Code for Pakistan's Anti-Harassment Policy

This anti-harassment policy is based on the example policy from the Geek Feminism wiki, created by the Ada Initiative and other volunteers. This policy is based on several other policies, including the Ohio LinuxFest anti-harassment policy, written by Esther Filderman and Beth Lynn Eicher, and the Con Anti-Harassment Project. Mary Gardiner, Valerie Aurora, Sarah Smith, and Donna Benjamin generalized the policies and added supporting material. Many members of LinuxChix, Geek Feminism and other groups contributed to this work.

All Code for Pakistan network activities, events, and digital forums and their staff, presenters, and participants are held to an anti-harassment policy, included below. In addition to governing our own events by this policy, Code for Pakistan will only lend our brand and fund groups that offer an anti-harassment policy to their attendees.

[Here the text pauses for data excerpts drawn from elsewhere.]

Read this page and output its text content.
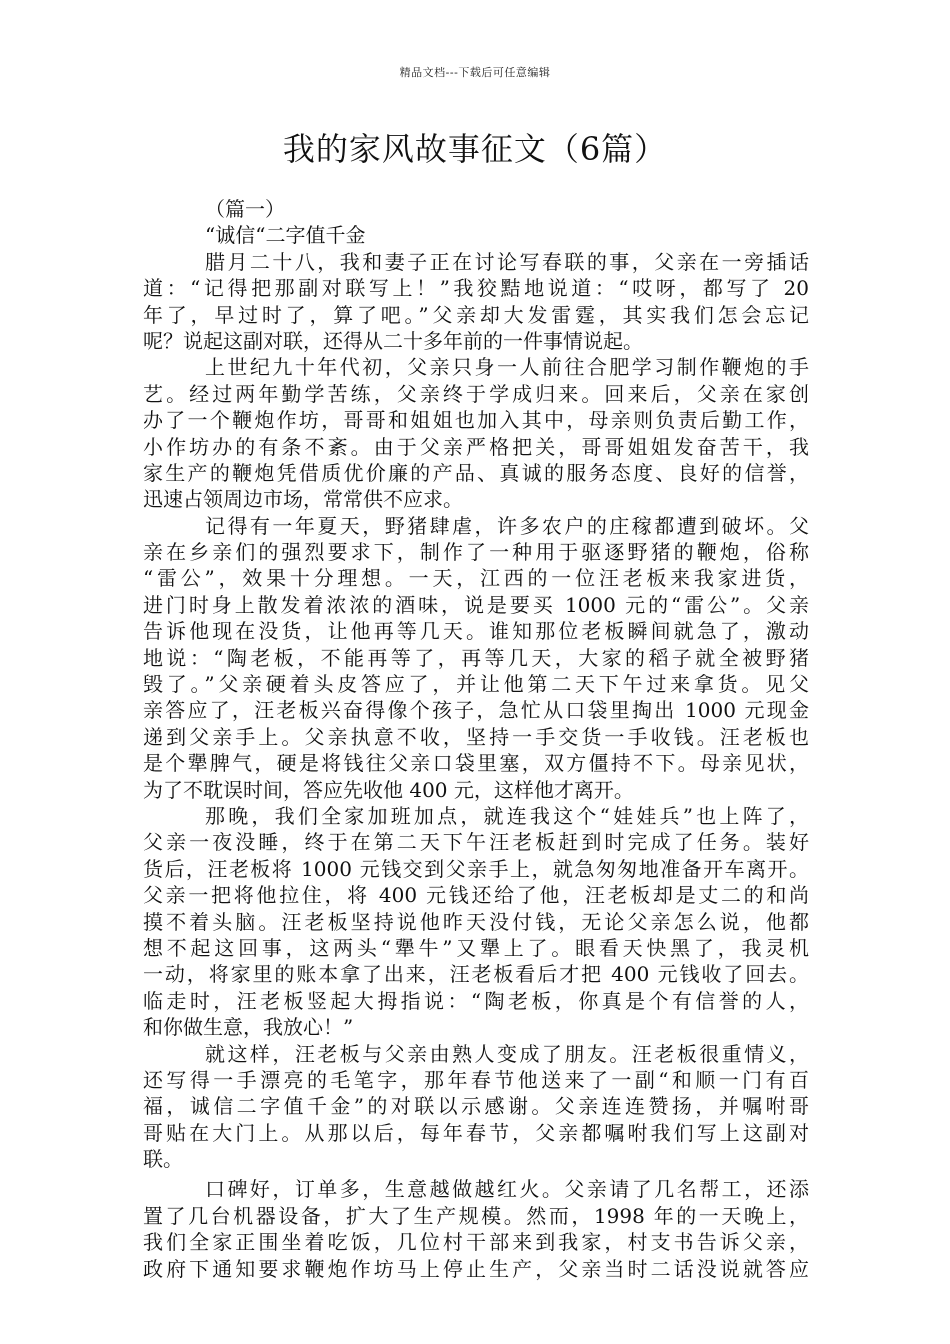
精品文档---下载后可任意编辑
我的家风故事征文（6篇）
（篇一）
“诚信“二字值千金
腊月二十八，我和妻子正在讨论写春联的事，父亲在一旁插话
道：“记得把那副对联写上！”我狡黠地说道：“哎呀，都写了 20
年了，早过时了，算了吧。”父亲却大发雷霆，其实我们怎会忘记
呢？说起这副对联，还得从二十多年前的一件事情说起。
上世纪九十年代初，父亲只身一人前往合肥学习制作鞭炮的手
艺。经过两年勤学苦练，父亲终于学成归来。回来后，父亲在家创
办了一个鞭炮作坊，哥哥和姐姐也加入其中，母亲则负责后勤工作，
小作坊办的有条不紊。由于父亲严格把关，哥哥姐姐发奋苦干，我
家生产的鞭炮凭借质优价廉的产品、真诚的服务态度、良好的信誉，
迅速占领周边市场，常常供不应求。
记得有一年夏天，野猪肆虐，许多农户的庄稼都遭到破坏。父
亲在乡亲们的强烈要求下，制作了一种用于驱逐野猪的鞭炮，俗称
“雷公”，效果十分理想。一天，江西的一位汪老板来我家进货，
进门时身上散发着浓浓的酒味，说是要买 1000 元的“雷公”。父亲
告诉他现在没货，让他再等几天。谁知那位老板瞬间就急了，激动
地说：“陶老板，不能再等了，再等几天，大家的稻子就全被野猪
毁了。”父亲硬着头皮答应了，并让他第二天下午过来拿货。见父
亲答应了，汪老板兴奋得像个孩子，急忙从口袋里掏出 1000 元现金
递到父亲手上。父亲执意不收，坚持一手交货一手收钱。汪老板也
是个犟脾气，硬是将钱往父亲口袋里塞，双方僵持不下。母亲见状，
为了不耽误时间，答应先收他 400 元，这样他才离开。
那晚，我们全家加班加点，就连我这个“娃娃兵”也上阵了，
父亲一夜没睡，终于在第二天下午汪老板赶到时完成了任务。装好
货后，汪老板将 1000 元钱交到父亲手上，就急匆匆地准备开车离开。
父亲一把将他拉住，将 400 元钱还给了他，汪老板却是丈二的和尚
摸不着头脑。汪老板坚持说他昨天没付钱，无论父亲怎么说，他都
想不起这回事，这两头“犟牛”又犟上了。眼看天快黑了，我灵机
一动，将家里的账本拿了出来，汪老板看后才把 400 元钱收了回去。
临走时，汪老板竖起大拇指说：“陶老板，你真是个有信誉的人，
和你做生意，我放心！”
就这样，汪老板与父亲由熟人变成了朋友。汪老板很重情义，
还写得一手漂亮的毛笔字，那年春节他送来了一副“和顺一门有百
福，诚信二字值千金”的对联以示感谢。父亲连连赞扬，并嘱咐哥
哥贴在大门上。从那以后，每年春节，父亲都嘱咐我们写上这副对
联。
口碑好，订单多，生意越做越红火。父亲请了几名帮工，还添
置了几台机器设备，扩大了生产规模。然而，1998 年的一天晚上，
我们全家正围坐着吃饭，几位村干部来到我家，村支书告诉父亲，
政府下通知要求鞭炮作坊马上停止生产，父亲当时二话没说就答应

For information on how to offer an anti-harassment policy to your group, see this guide. Code for Pakistan is dedicated to providing a harassment-free experience for everyone regardless of gender, gender identity and expression, sexual orientation, disability, physical appearance, body size, race, age, or religion. We do not tolerate harassment of staff, presenters, and participants in any form. Sexual language and imagery is not appropriate for any Code for Pakistan event or network activity, including talks.

Anyone in violation of these policies may expelled from Code for Pakistan network activities, events, and digital forums, at the discretion of the event organizer or forum administrator. Harassment includes but is not limited to: offensive verbal or written comments related to gender, gender identity and expression, sexual orientation, disability, physical appearance, body size, race, religion; sexual images in public spaces; deliberate intimidation; stalking; following; harassing photography or recording; sustained disruption of talks or other events; inappropriate physical contact; unwelcome sexual attention; unwarranted exclusion; and patronizing language or action. If a participant engages in harassing behavior, the organizers may take any action they deem appropriate, including warning the offender or expulsion from Code for Pakistan network activities, events, and digital forums.

If you are being harassed, notice that someone else is being harassed, or have any other concerns, please contact a member of the event staff or forum administrator immediately. You can contact them. Event staff or forum administrators will be happy to help participants contact hotel/venue security or local law enforcement, provide escorts, or otherwise assist those experiencing harassment to feel safe for the duration of the event. If you cannot reach an event organizer or forum administrator and/or it is an emergency, please remove yourself from the situation. You can also contact Code for Pakistan about harassment at . Code for Pakistan staff acknowledge that we are not always in a position to evaluate a given situation due to the number of events and the fact that our team is not always present.

However, we are hopeful that by providing these guidelines we are establishing a community that jointly adheres to these values and can provide an environment that is welcoming to all. We value your attendance and hope that by communicating these expectations widely we can all enjoy a harrassment free environment.